Resolution of UV-induced DNA damage in Xiphophorus fishes.

The genus Xiphophorus is an important model for investigating the etiology and genetics of sunlight-induced melanoma as well as other cancers. We investigated the role DNA damage plays in tumorigenesis in Xiphophorus using a variety of immunological techniques to examine the induction, distribution, and repair of the major photoproducts in DNA after exposure to solar (ultraviolet-B) radiation. We found that cyclobutane pyrimidine dimers (CPDs) were induced at 5- to 10-fold greater frequency than the (6-4) photoproduct ((6-4)PD) in Xiphophorus signum, and the efficiency of photoproduct formation was tissue-dependent, with the scales providing considerable photoprotection against both types of damage. Both of these lesions are efficiently repaired in the presence of visible light by photoenzymatic repair with CPDs repaired at about twice the rate of (6-4)PDs. Photoenzymatic repair of cyclobutane dimers is inducible by prior exposure to low levels of visible light and can be extremely rapid, with most of the lesions removed within 30 minutes.

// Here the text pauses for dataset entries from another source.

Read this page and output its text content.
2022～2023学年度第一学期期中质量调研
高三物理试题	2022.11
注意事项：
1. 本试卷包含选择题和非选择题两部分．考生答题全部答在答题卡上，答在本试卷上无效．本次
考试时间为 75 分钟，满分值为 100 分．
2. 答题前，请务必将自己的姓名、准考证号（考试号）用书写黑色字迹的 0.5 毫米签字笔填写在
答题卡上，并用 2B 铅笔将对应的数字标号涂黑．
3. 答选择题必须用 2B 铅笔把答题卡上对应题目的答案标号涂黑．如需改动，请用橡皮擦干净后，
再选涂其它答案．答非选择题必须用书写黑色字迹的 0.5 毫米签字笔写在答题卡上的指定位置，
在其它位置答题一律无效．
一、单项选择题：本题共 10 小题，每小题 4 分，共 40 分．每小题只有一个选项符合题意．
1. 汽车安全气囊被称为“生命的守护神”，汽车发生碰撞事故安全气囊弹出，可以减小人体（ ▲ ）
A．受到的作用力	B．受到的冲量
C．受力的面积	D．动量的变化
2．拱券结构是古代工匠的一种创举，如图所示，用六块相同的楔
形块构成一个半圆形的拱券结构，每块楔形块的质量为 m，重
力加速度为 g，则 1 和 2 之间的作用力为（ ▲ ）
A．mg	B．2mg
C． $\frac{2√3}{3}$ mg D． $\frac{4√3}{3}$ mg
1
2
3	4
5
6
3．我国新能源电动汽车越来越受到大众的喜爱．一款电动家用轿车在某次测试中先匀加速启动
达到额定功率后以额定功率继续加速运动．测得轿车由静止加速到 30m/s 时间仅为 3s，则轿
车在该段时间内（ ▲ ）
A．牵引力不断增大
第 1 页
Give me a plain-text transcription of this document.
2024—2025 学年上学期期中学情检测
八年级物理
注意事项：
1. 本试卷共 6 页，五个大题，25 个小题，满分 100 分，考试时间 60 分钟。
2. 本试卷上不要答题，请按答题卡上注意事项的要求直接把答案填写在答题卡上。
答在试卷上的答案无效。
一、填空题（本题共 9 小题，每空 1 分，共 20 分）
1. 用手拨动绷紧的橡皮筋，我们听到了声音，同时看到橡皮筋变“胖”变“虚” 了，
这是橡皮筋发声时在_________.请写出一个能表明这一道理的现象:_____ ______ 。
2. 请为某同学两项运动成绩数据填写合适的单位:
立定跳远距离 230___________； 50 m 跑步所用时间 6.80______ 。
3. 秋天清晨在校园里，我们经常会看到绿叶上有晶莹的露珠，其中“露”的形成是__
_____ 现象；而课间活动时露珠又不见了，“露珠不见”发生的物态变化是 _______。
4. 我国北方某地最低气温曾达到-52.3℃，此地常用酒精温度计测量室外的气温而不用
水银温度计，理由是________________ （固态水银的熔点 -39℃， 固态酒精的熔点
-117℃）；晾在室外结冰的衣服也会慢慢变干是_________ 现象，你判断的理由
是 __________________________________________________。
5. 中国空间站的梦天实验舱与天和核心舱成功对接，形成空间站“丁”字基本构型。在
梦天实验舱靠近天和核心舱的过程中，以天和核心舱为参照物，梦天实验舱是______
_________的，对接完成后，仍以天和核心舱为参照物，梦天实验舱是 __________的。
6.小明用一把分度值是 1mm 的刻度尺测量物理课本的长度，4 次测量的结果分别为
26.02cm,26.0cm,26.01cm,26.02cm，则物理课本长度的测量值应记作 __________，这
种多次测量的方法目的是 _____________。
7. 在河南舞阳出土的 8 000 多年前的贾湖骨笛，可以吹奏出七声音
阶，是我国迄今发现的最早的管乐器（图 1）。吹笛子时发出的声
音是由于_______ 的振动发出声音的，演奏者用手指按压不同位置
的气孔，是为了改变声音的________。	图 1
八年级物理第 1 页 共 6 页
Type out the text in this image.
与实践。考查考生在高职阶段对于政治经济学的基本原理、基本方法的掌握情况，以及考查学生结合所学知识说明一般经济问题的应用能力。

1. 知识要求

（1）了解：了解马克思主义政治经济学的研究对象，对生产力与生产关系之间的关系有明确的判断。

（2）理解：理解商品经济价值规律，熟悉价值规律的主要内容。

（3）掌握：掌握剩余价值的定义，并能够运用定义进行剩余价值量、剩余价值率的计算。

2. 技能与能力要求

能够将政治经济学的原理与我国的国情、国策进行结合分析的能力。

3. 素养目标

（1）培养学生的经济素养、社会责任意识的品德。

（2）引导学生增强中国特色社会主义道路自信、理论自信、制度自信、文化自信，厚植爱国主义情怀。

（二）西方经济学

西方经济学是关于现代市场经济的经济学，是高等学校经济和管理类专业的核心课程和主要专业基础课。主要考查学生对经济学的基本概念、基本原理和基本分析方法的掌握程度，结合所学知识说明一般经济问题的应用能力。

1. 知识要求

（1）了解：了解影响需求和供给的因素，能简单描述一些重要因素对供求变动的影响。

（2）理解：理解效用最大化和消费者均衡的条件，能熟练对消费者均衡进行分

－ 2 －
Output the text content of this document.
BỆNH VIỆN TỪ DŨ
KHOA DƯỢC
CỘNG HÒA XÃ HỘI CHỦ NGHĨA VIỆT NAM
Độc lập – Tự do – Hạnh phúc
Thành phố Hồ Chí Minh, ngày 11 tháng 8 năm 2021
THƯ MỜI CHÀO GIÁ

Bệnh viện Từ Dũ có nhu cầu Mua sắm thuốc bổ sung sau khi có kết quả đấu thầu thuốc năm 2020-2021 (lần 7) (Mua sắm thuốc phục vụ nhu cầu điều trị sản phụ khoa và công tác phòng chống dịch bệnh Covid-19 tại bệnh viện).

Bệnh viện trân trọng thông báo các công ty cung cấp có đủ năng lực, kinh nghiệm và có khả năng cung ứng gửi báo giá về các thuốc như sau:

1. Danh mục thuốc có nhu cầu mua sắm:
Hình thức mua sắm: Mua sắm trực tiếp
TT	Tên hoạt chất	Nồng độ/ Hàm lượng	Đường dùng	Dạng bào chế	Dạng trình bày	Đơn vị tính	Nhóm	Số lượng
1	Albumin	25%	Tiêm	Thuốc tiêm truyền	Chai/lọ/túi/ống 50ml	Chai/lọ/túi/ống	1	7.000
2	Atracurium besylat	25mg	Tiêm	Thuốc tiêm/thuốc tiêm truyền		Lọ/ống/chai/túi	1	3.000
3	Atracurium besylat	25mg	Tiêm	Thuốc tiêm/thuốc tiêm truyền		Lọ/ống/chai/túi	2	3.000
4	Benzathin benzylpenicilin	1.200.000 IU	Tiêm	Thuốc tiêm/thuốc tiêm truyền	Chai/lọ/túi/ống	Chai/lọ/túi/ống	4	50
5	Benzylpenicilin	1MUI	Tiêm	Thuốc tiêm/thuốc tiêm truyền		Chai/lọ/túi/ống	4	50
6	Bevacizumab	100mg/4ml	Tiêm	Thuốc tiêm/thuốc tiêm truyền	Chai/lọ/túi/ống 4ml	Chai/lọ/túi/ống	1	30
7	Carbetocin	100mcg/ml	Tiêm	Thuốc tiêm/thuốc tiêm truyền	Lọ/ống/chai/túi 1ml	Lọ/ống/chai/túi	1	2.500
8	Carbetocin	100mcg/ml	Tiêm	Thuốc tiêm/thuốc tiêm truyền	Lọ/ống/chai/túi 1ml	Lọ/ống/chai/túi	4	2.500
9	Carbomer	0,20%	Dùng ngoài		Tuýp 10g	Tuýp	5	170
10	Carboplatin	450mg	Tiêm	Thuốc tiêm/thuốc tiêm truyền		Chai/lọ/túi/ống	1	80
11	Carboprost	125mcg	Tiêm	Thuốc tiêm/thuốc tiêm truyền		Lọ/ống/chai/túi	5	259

In the absence of light, dimers are removed by nucleotide excision repair with somewhat greater efficiency for the (6-4)PD compared with the CPD in most species. The relative efficiencies of nucleotide excision repair and photoenzymatic repair are tissue-specific and species-specific. The diverse photochemical and photobiological responses observed in Xiphophorus fishes suggest that heritable traits governing the induction and repair of DNA damage may be involved in the susceptibility of Xiphophorus hybrids to melanomagenesis.